The network is displayed as a taxonomic tree or isa hierarchy (a term we introduced briefly in chapter 3). Each node (represented as an oval in the figure) is connected upwards to its superclass and downwards to its subclass. A canary, in this schema, is a bird and, more generally, an animal. A shark, too, is shown to be an animal, but it is not a bird, as there is no link up from the 'shark' to the 'bird' node. An ostrich is a bird because, like the canary, it is one of the children of the 'bird' node. The links sideways from each node state properties that are typically true of the class named at the node -- that birds can fly, for example, or that canaries can -- and properties of higher nodes are inherited by the lower nodes to which there are connected unless there is a property attached to a lower node that explicitly overrides it. Thus, we may infer from the tree that canaries can fly because birds typically can fly, whereas we are inhibited from making the same inference for ostriches since there is the explicit statement at the 'ostrich' node that it 'can't fly'.

Figure 2: A taxonomic tree. After Collins and Quillian (1969).
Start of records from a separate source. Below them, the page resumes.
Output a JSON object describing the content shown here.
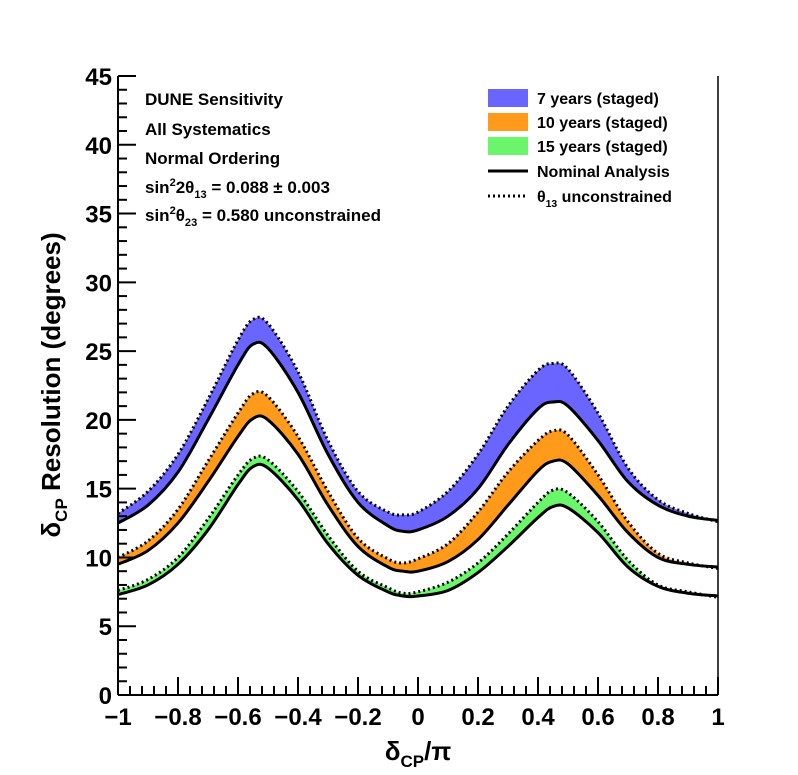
{
  "chart_data": {
    "type": "area",
    "title": "",
    "xlabel": {
      "main": "δ",
      "sub": "CP",
      "tail": "/π"
    },
    "ylabel": {
      "main": "δ",
      "sub": "CP",
      "tail": " Resolution (degrees)"
    },
    "xlim": [
      -1,
      1
    ],
    "ylim": [
      0,
      45
    ],
    "x_ticks": [
      -1,
      -0.8,
      -0.6,
      -0.4,
      -0.2,
      0,
      0.2,
      0.4,
      0.6,
      0.8,
      1
    ],
    "x_tick_labels": [
      "−1",
      "−0.8",
      "−0.6",
      "−0.4",
      "−0.2",
      "0",
      "0.2",
      "0.4",
      "0.6",
      "0.8",
      "1"
    ],
    "y_ticks": [
      0,
      5,
      10,
      15,
      20,
      25,
      30,
      35,
      40,
      45
    ],
    "y_tick_labels": [
      "0",
      "5",
      "10",
      "15",
      "20",
      "25",
      "30",
      "35",
      "40",
      "45"
    ],
    "grid": false,
    "annotations": [
      {
        "text": "DUNE Sensitivity"
      },
      {
        "text": "All Systematics"
      },
      {
        "text": "Normal Ordering"
      },
      {
        "parts": [
          [
            "sin",
            ""
          ],
          [
            "2",
            "sup"
          ],
          [
            "2θ",
            ""
          ],
          [
            "13",
            "sub"
          ],
          [
            " = 0.088 ± 0.003",
            ""
          ]
        ]
      },
      {
        "parts": [
          [
            "sin",
            ""
          ],
          [
            "2",
            "sup"
          ],
          [
            "θ",
            ""
          ],
          [
            "23",
            "sub"
          ],
          [
            " = 0.580 unconstrained",
            ""
          ]
        ]
      }
    ],
    "legend": {
      "placement": "top-right",
      "entries": [
        {
          "kind": "band",
          "color": "#6b65ff",
          "label": "7 years (staged)"
        },
        {
          "kind": "band",
          "color": "#ff9a1a",
          "label": "10 years (staged)"
        },
        {
          "kind": "band",
          "color": "#6bf56b",
          "label": "15 years (staged)"
        },
        {
          "kind": "solid",
          "label": "Nominal Analysis"
        },
        {
          "kind": "dotted",
          "label": "θ13 unconstrained",
          "label_parts": [
            [
              "θ",
              ""
            ],
            [
              "13",
              "sub"
            ],
            [
              " unconstrained",
              ""
            ]
          ]
        }
      ]
    },
    "x": [
      -1,
      -0.9,
      -0.8,
      -0.7,
      -0.6,
      -0.55,
      -0.5,
      -0.4,
      -0.3,
      -0.2,
      -0.1,
      -0.05,
      0,
      0.1,
      0.2,
      0.3,
      0.4,
      0.45,
      0.5,
      0.6,
      0.7,
      0.8,
      0.9,
      1
    ],
    "series": [
      {
        "name": "7 years (staged)",
        "color": "#6b65ff",
        "nominal": [
          12.5,
          13.8,
          16.2,
          20.0,
          24.0,
          25.5,
          25.2,
          22.0,
          17.5,
          14.0,
          12.3,
          11.9,
          12.0,
          13.0,
          15.0,
          18.2,
          20.8,
          21.3,
          21.0,
          18.5,
          15.5,
          13.8,
          13.0,
          12.7
        ],
        "unconstrained": [
          13.2,
          14.8,
          17.5,
          21.5,
          25.8,
          27.3,
          27.0,
          23.5,
          18.5,
          14.8,
          13.3,
          13.1,
          13.3,
          14.8,
          17.5,
          21.0,
          23.6,
          24.1,
          23.7,
          20.5,
          16.5,
          14.2,
          13.2,
          12.6
        ]
      },
      {
        "name": "10 years (staged)",
        "color": "#ff9a1a",
        "nominal": [
          9.5,
          10.5,
          12.5,
          15.5,
          18.8,
          20.1,
          20.0,
          17.5,
          13.8,
          10.8,
          9.3,
          9.0,
          9.0,
          9.7,
          11.3,
          13.8,
          16.3,
          17.0,
          16.8,
          14.5,
          11.8,
          10.0,
          9.5,
          9.3
        ],
        "unconstrained": [
          10.0,
          11.2,
          13.5,
          17.0,
          20.5,
          21.9,
          21.7,
          18.8,
          14.8,
          11.4,
          9.9,
          9.6,
          9.9,
          11.0,
          13.3,
          16.2,
          18.5,
          19.2,
          18.9,
          16.0,
          12.6,
          10.3,
          9.6,
          9.2
        ]
      },
      {
        "name": "15 years (staged)",
        "color": "#6bf56b",
        "nominal": [
          7.3,
          8.0,
          9.5,
          12.0,
          15.3,
          16.6,
          16.5,
          14.2,
          11.0,
          8.7,
          7.5,
          7.2,
          7.2,
          7.6,
          8.9,
          10.8,
          12.9,
          13.7,
          13.6,
          11.8,
          9.3,
          7.9,
          7.4,
          7.2
        ],
        "unconstrained": [
          7.6,
          8.4,
          10.0,
          12.8,
          16.0,
          17.2,
          17.1,
          14.8,
          11.6,
          9.0,
          7.8,
          7.4,
          7.5,
          8.2,
          9.6,
          11.7,
          14.0,
          14.9,
          14.7,
          12.6,
          9.8,
          8.0,
          7.5,
          7.1
        ]
      }
    ]
  }
}
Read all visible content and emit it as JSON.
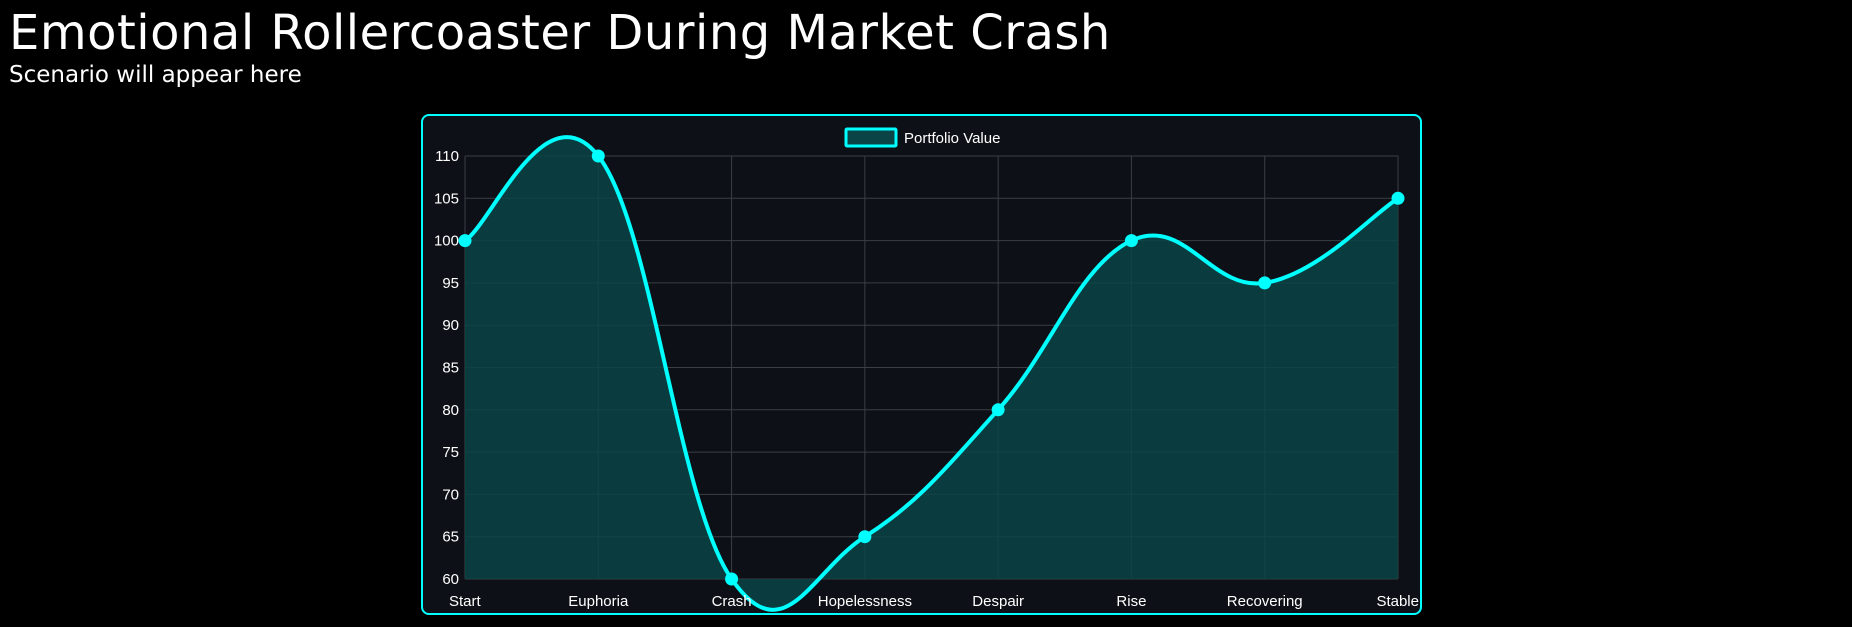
{
  "header": {
    "title": "Emotional Rollercoaster During Market Crash",
    "subtitle": "Scenario will appear here"
  },
  "colors": {
    "background": "#000000",
    "panel": "#0d1117",
    "accent": "#00ffff",
    "fill": "#0a4447",
    "grid": "#3a3f44",
    "text": "#ffffff"
  },
  "chart_data": {
    "type": "line",
    "categories": [
      "Start",
      "Euphoria",
      "Crash",
      "Hopelessness",
      "Despair",
      "Rise",
      "Recovering",
      "Stable"
    ],
    "series": [
      {
        "name": "Portfolio Value",
        "values": [
          100,
          110,
          60,
          65,
          80,
          100,
          95,
          105
        ]
      }
    ],
    "ylim": [
      60,
      110
    ],
    "yticks": [
      110,
      105,
      100,
      95,
      90,
      85,
      80,
      75,
      70,
      65,
      60
    ],
    "grid": true,
    "filled": true,
    "smooth": true,
    "legend_position": "top-center"
  }
}
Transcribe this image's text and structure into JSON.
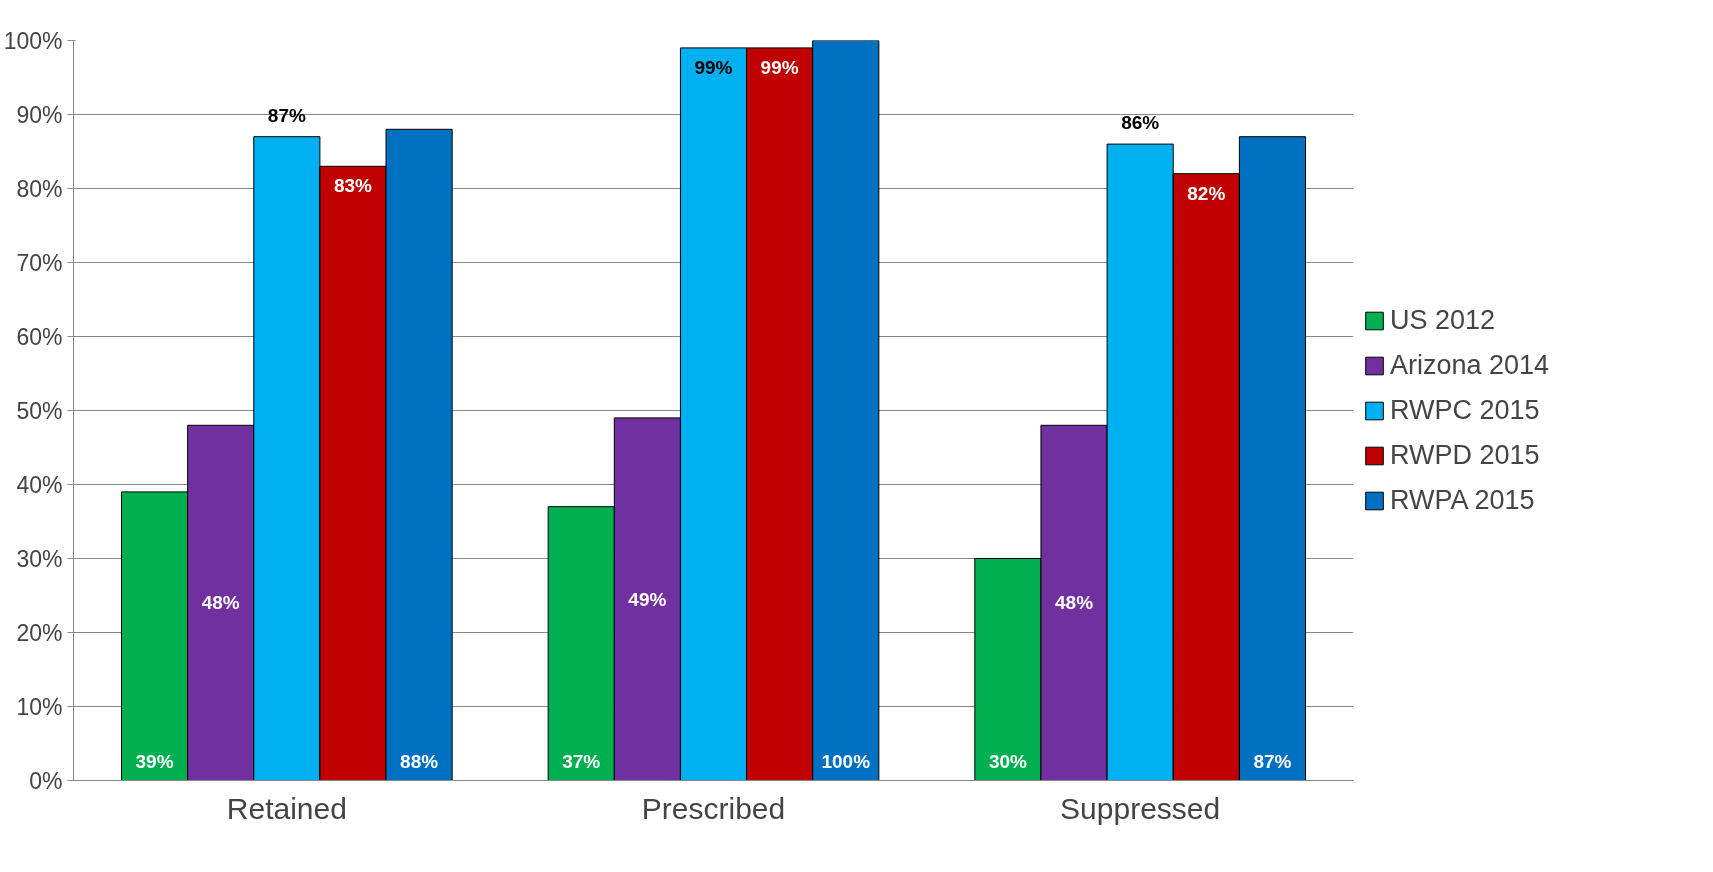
{
  "chart_data": {
    "type": "bar",
    "categories": [
      "Retained",
      "Prescribed",
      "Suppressed"
    ],
    "series": [
      {
        "name": "US 2012",
        "color": "#00b050",
        "values": [
          39,
          37,
          30
        ],
        "value_labels": [
          "39%",
          "37%",
          "30%"
        ]
      },
      {
        "name": "Arizona 2014",
        "color": "#7030a0",
        "values": [
          48,
          49,
          48
        ],
        "value_labels": [
          "48%",
          "49%",
          "48%"
        ]
      },
      {
        "name": "RWPC 2015",
        "color": "#00b0f0",
        "values": [
          87,
          99,
          86
        ],
        "value_labels": [
          "87%",
          "99%",
          "86%"
        ]
      },
      {
        "name": "RWPD 2015",
        "color": "#c00000",
        "values": [
          83,
          99,
          82
        ],
        "value_labels": [
          "83%",
          "99%",
          "82%"
        ]
      },
      {
        "name": "RWPA 2015",
        "color": "#0070c0",
        "values": [
          88,
          100,
          87
        ],
        "value_labels": [
          "88%",
          "100%",
          "87%"
        ]
      }
    ],
    "ylim": [
      0,
      100
    ],
    "yticks": [
      {
        "value": 0,
        "label": "0%"
      },
      {
        "value": 10,
        "label": "10%"
      },
      {
        "value": 20,
        "label": "20%"
      },
      {
        "value": 30,
        "label": "30%"
      },
      {
        "value": 40,
        "label": "40%"
      },
      {
        "value": 50,
        "label": "50%"
      },
      {
        "value": 60,
        "label": "60%"
      },
      {
        "value": 70,
        "label": "70%"
      },
      {
        "value": 80,
        "label": "80%"
      },
      {
        "value": 90,
        "label": "90%"
      },
      {
        "value": 100,
        "label": "100%"
      }
    ],
    "grid": "y",
    "legend": "right"
  }
}
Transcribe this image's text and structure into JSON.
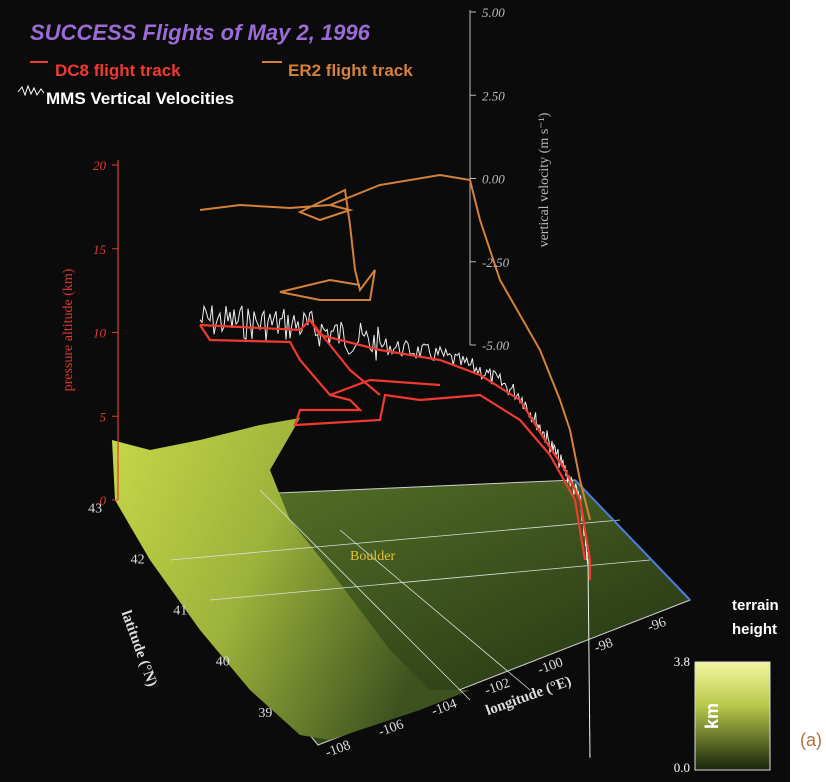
{
  "figure": {
    "title": "SUCCESS Flights of May 2, 1996",
    "legend": [
      "DC8 flight track",
      "ER2 flight track",
      "MMS Vertical Velocities"
    ],
    "altitude_axis": {
      "label": "pressure altitude (km)",
      "ticks": [
        "20",
        "15",
        "10",
        "5",
        "0"
      ]
    },
    "velocity_axis": {
      "label": "vertical velocity (m s⁻¹)",
      "ticks": [
        "5.00",
        "2.50",
        "0.00",
        "-2.50",
        "-5.00"
      ]
    },
    "latitude_axis": {
      "label": "latitude (°N)",
      "ticks": [
        "43",
        "42",
        "41",
        "40",
        "39"
      ]
    },
    "longitude_axis": {
      "label": "longitude (°E)",
      "ticks": [
        "-108",
        "-106",
        "-104",
        "-102",
        "-100",
        "-98",
        "-96"
      ]
    },
    "place": "Boulder",
    "colorbar": {
      "title": [
        "terrain",
        "height"
      ],
      "max": "3.8",
      "min": "0.0",
      "unit": "km"
    },
    "panel": "(a)"
  }
}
Collins and Quillian's experiments consisted in presenting subjects with sets of true and false sentences, and measuring their reaction time in deciding whether the sentences were true or false. Taking the number of links to be traversed between two nodes to be the measure of the semantic distance between the concepts, they predicted that a person would require more time to decide, for example, that "A canary is an animal" or "A canary has skin" than to decide that "A canary is a bird" or "A canary can sing", since in the former cases the search for the relevant information requires rising through more links in the hierarchy. The experimental results met their predictions. Table 6.1. illustrates the kinds of stimulus sentence, with approximate reaction times, that were used in these experiments. While subsequent research on reaction times to sentences, such as those by Conrad (1972), by Rosch (1977, 1983), and by Smith, Shoben and Rips (1974), raised doubts about the soundness of the model in the form it then had, Collins and Quillian's hierarchical nets were an important source of many good ideas for, and the direct forerunners of, more recent networks, particularly in the domain of language understanding (which we shall consider again in section 3 below.)

Table 1. Reaction times for sentences with differing semantic distances. From Collins and Quillian (1969).
True sentences Mean reaction
time in msec
S0 A canary is a canary 1.00
S1 A canary is a bird 1.17
S2 A canary is an animal 1.23
P0 A canary can sing 1.3
P1 A canary can fly 1.38
P2 A canary has skin 1.47

Around the same time as Collins and Quillian were working on their semantic net representations of word meanings, others were using net-like structures to express types of complex knowledge, though often without Quillian's emphasis on cognitive plausibility. Patrick Winston at MIT, for example, designed a program which, from net-like structural descriptions of physical structures such as an arch, could infer the concept of arch; Jaime Carbonell adapted Quillian's networks as a data structure for a program called SCHOLAR, which gave tuition on the geography of South America. Notable recent extensions of the semantic net formalism have been John Sowa's (1984) 'Conceptual Graphs', which replaces isa links with type labels indicating the class or type to which a named concept belongs, and Ronald Brachman and his colleagues' KL-ONE (Brachman and Schmolze, 1985).